Here’s something that sheds a little more light on that argument. A recent report in the Wall Street Journal examines the government’s efforts to encourage private sector hiring of the unemployed through special incentives. The result is predictable: the program hasn’t gotten off the ground due to high costs and too much red tape.
The WSJ reports:
Under the federal law, states were invited to submit ideas for “re-employment demonstration projects”—initiatives that motivate companies to hire people who are collecting unemployment checks. The government plans to initially pick 10 winners and reward those states with waivers to federal unemployment-insurance and labor allows, allowing them for the first time to fund programs out of their own unemployment-insurance trust funds.

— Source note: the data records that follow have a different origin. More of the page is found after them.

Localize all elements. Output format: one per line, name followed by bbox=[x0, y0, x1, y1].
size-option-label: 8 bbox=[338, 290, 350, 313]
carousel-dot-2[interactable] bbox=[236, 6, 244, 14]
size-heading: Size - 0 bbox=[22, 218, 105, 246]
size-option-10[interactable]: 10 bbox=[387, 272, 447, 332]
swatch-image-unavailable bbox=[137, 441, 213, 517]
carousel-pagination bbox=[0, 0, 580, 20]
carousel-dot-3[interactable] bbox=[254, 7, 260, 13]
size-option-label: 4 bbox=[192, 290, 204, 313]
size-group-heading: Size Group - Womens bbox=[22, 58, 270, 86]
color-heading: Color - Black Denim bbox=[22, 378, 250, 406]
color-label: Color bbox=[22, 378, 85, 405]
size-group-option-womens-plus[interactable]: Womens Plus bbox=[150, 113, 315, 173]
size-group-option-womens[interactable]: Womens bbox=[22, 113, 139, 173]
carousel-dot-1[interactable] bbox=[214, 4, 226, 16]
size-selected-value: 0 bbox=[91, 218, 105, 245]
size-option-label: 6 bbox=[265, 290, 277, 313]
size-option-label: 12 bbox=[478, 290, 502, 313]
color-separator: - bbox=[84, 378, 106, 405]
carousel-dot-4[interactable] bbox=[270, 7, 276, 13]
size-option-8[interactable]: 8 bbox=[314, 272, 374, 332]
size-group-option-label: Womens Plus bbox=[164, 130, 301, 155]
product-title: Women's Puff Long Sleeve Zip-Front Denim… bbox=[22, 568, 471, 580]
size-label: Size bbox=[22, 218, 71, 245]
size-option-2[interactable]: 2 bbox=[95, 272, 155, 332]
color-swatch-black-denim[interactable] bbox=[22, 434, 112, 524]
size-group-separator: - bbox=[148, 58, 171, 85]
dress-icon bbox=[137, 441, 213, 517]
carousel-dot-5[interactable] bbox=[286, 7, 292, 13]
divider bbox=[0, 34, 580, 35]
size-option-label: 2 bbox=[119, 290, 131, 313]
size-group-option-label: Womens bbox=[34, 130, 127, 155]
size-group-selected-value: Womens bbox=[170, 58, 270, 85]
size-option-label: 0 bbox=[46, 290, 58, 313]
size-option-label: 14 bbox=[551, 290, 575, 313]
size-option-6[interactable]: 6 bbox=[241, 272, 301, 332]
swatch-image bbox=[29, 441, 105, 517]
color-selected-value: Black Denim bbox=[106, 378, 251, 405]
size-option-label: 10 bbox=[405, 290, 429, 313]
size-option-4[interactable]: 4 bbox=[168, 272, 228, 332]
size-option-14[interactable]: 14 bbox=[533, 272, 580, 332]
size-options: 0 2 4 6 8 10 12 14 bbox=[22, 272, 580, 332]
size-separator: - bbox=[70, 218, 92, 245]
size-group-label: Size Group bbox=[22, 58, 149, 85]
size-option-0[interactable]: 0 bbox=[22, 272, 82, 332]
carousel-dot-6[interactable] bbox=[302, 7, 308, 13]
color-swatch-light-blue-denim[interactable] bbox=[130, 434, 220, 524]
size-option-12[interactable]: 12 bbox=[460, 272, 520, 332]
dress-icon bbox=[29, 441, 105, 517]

But seven months after the federal law was passed—with bipartisan support as part of the tax relief act—many states say they won’t apply because they don’t have the funding to set up and comply. This situation has surprised some original sponsors and frustrated some employers.
It’s an all-too-familiar story. We’ve focused here on shortfalls of special programs and incentives aimed at encouraging veterans hiring, which for those who served in Iraq and Afghanistan is higher than the national average at 10.9 percent.

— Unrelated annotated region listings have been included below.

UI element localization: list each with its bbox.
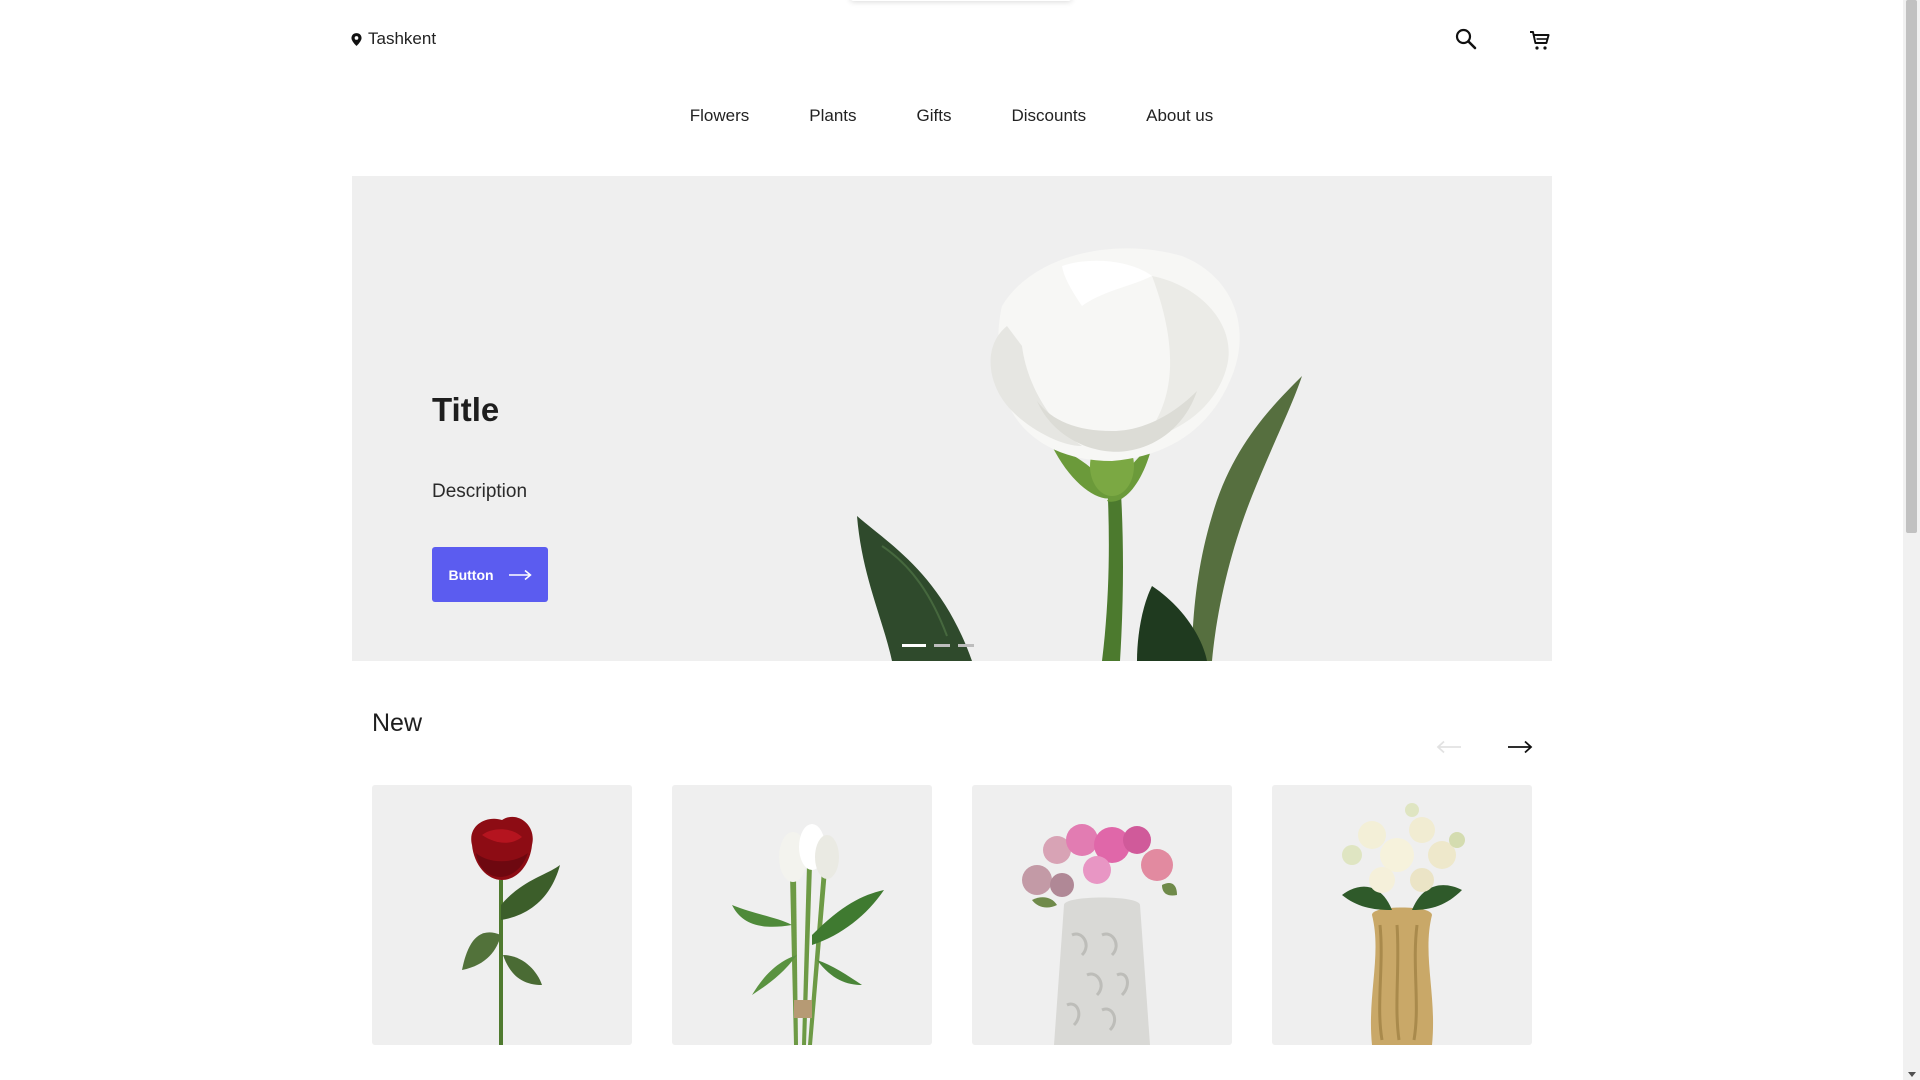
nav-item-gifts[interactable]: Gifts (917, 106, 952, 126)
product-card-cream-bouquet[interactable] (1272, 785, 1532, 1045)
new-products-carousel (372, 785, 1532, 1045)
red-rose-image (462, 816, 560, 1045)
cream-bouquet-image (1342, 803, 1465, 1045)
scroll-down-icon[interactable] (1908, 1072, 1916, 1077)
pink-bouquet-image (1022, 824, 1177, 1045)
location-selector[interactable]: Tashkent (351, 29, 436, 49)
location-label: Tashkent (368, 29, 437, 48)
carousel-prev-arrow-icon[interactable] (1436, 740, 1462, 754)
hero-title: Title (432, 391, 500, 428)
slider-dot-1[interactable] (902, 644, 926, 647)
white-rose-image (857, 248, 1302, 661)
slider-dot-2[interactable] (934, 644, 950, 647)
product-card-white-tulips[interactable] (672, 785, 932, 1045)
main-nav: Flowers Plants Gifts Discounts About us (0, 106, 1903, 126)
scrollbar-thumb[interactable] (1906, 0, 1917, 533)
search-icon[interactable] (1454, 27, 1478, 51)
white-tulips-image (732, 824, 884, 1045)
page-scrollbar[interactable] (1903, 0, 1920, 1080)
nav-item-about-us[interactable]: About us (1146, 106, 1213, 126)
hero-banner: Title Description Button (352, 176, 1552, 661)
carousel-next-arrow-icon[interactable] (1507, 740, 1533, 754)
nav-item-flowers[interactable]: Flowers (690, 106, 750, 126)
cart-icon[interactable] (1528, 29, 1552, 53)
slider-dot-3[interactable] (958, 644, 974, 647)
top-popup-edge (850, 0, 1072, 1)
slider-pagination (902, 644, 974, 647)
map-pin-icon (351, 32, 362, 46)
nav-item-plants[interactable]: Plants (809, 106, 856, 126)
section-title-new: New (372, 709, 423, 737)
product-card-pink-bouquet[interactable] (972, 785, 1232, 1045)
hero-cta-button[interactable]: Button (432, 547, 548, 602)
nav-item-discounts[interactable]: Discounts (1011, 106, 1086, 126)
hero-cta-label: Button (448, 566, 494, 583)
arrow-right-icon (508, 569, 532, 580)
hero-description: Description (432, 481, 528, 502)
product-card-red-rose[interactable] (372, 785, 632, 1045)
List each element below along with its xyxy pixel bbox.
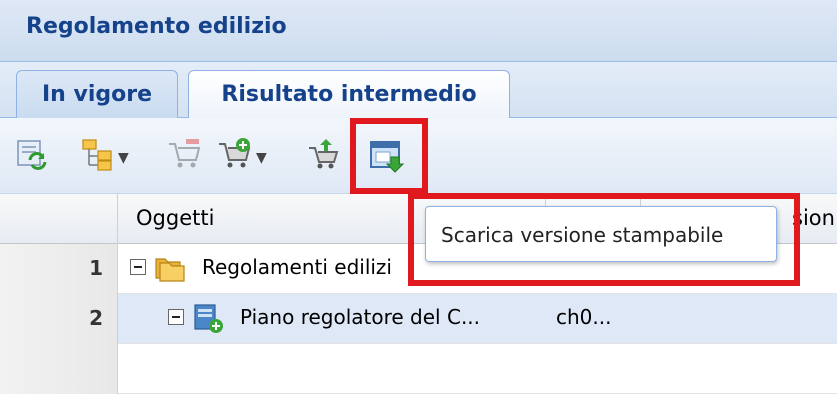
rownumber-header — [0, 194, 118, 244]
tree-hierarchy-icon[interactable] — [80, 136, 116, 172]
table-row[interactable] — [0, 344, 837, 394]
row-number: 1 — [0, 244, 118, 294]
chevron-down-icon[interactable]: ▼ — [256, 150, 267, 166]
cart-transfer-icon[interactable] — [306, 136, 342, 172]
tab-strip: In vigore Risultato intermedio — [0, 62, 837, 119]
refresh-icon[interactable] — [14, 136, 50, 172]
cart-add-icon[interactable] — [216, 136, 252, 172]
row-value: ch0... — [556, 305, 612, 329]
row-number: 2 — [0, 294, 118, 344]
tab-in-vigore[interactable]: In vigore — [16, 70, 178, 118]
row-number — [0, 344, 118, 394]
panel-title: Regolamento edilizio — [26, 14, 287, 39]
highlight-box-tooltip — [408, 193, 800, 286]
column-header-oggetti[interactable]: Oggetti — [136, 206, 214, 230]
table-row[interactable]: 2 Piano regolatore del C... ch0... — [0, 294, 837, 344]
tab-risultato-intermedio[interactable]: Risultato intermedio — [188, 70, 510, 119]
document-add-icon — [194, 304, 223, 333]
cart-remove-icon[interactable] — [166, 136, 202, 172]
folder-stack-icon — [155, 258, 185, 282]
highlight-box-button — [350, 118, 428, 194]
panel-header: Regolamento edilizio — [0, 0, 837, 62]
chevron-down-icon[interactable]: ▼ — [118, 150, 129, 166]
collapse-icon[interactable] — [130, 259, 146, 275]
row-name: Regolamenti edilizi — [202, 255, 392, 279]
row-name: Piano regolatore del C... — [240, 305, 481, 329]
collapse-icon[interactable] — [168, 309, 184, 325]
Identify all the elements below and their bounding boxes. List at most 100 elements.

Here’s the problem: While these targeted programs and incentives are politically popular, there’s little evidence that they actually deliver on their promises. So let’s try something else.
That’s our argument in the National Review piece. Rather than trying to develop gimmicky solutions that effectively seek to “bribe” private sector firms to hire the jobless and unemployed veterans, our elected officials would do better to direct their energies toward implementing solutions that will spur confidence—such as reducing federal spending and debt, reforming bloated entitlement programs and embracing pro-growth tax reforms.
After nearly four years of stagnant unemployment rates, it’s time for a fresh approach.
Talmadge Coley is a Policy Analyst and a member of the Concerned Veterans for America team

Stephen
Sep 29, 2012 @ 18:18:50
ITS NOT WORKING I HAVE BEEN UNEMPLOYED FOR 20 MONTHS and I DONT THINK ANYONE RECOGNIZES VETERANS PREFRENCE ANYMORE . I AM AN LPN WITH ARTHRITIS WHO IS GOING TO TURN 50 NEXT YEAR
Ed Payne
Sep 28, 2012 @ 15:05:53
Margaret, The states are already paying unemployment to these people but are not allowed to hire them or otherwise put them to work. This would simply allow the states to “hire” people they are already paying for. I guess we would rather just pay them to sit on their butts…. what a racket!
Margaret
Sep 28, 2012 @ 12:40:18
Ed..the increase in state employment is not just people actually working for the state government, even if a lot of that is unnecessary needed. State employees include teachers, firemen, local police, highway patrol, state troopers, state run agentecy programs for Medicaid, state unemployment, child support, attorneys, DAs..etc.
As state populations grow so does the need for increased hiring in almost all these programs. Then you throw in public unions and the cost greatly increased. Then you throw in the “normal” government waste and favor paybacks and fraud..
Yup, I can see where a lot of states say they can’t afford it.
Ed Payne
Sep 28, 2012 @ 11:00:47
“Based on data from the Bureau of Labor Statistics, the number of federal government employees has grown at an average annual rate of only 0.4 percent since 1955, from 2.3 million employees to 2.8 million. Local government, on the other hand, has grown at a rate of 2.4 percent per year, from 3.5 million employees in 1955 to 14.1 million in August 2012. State government growth averaged 2.6 percent per year, from 1.1 million to 5 million.”
http://econotb.wordpress.com/2012/09/27/growth-in-federal-government-employees-pales-next-to-state-and-local/
Hmmmm, Me thinks we are being had, again!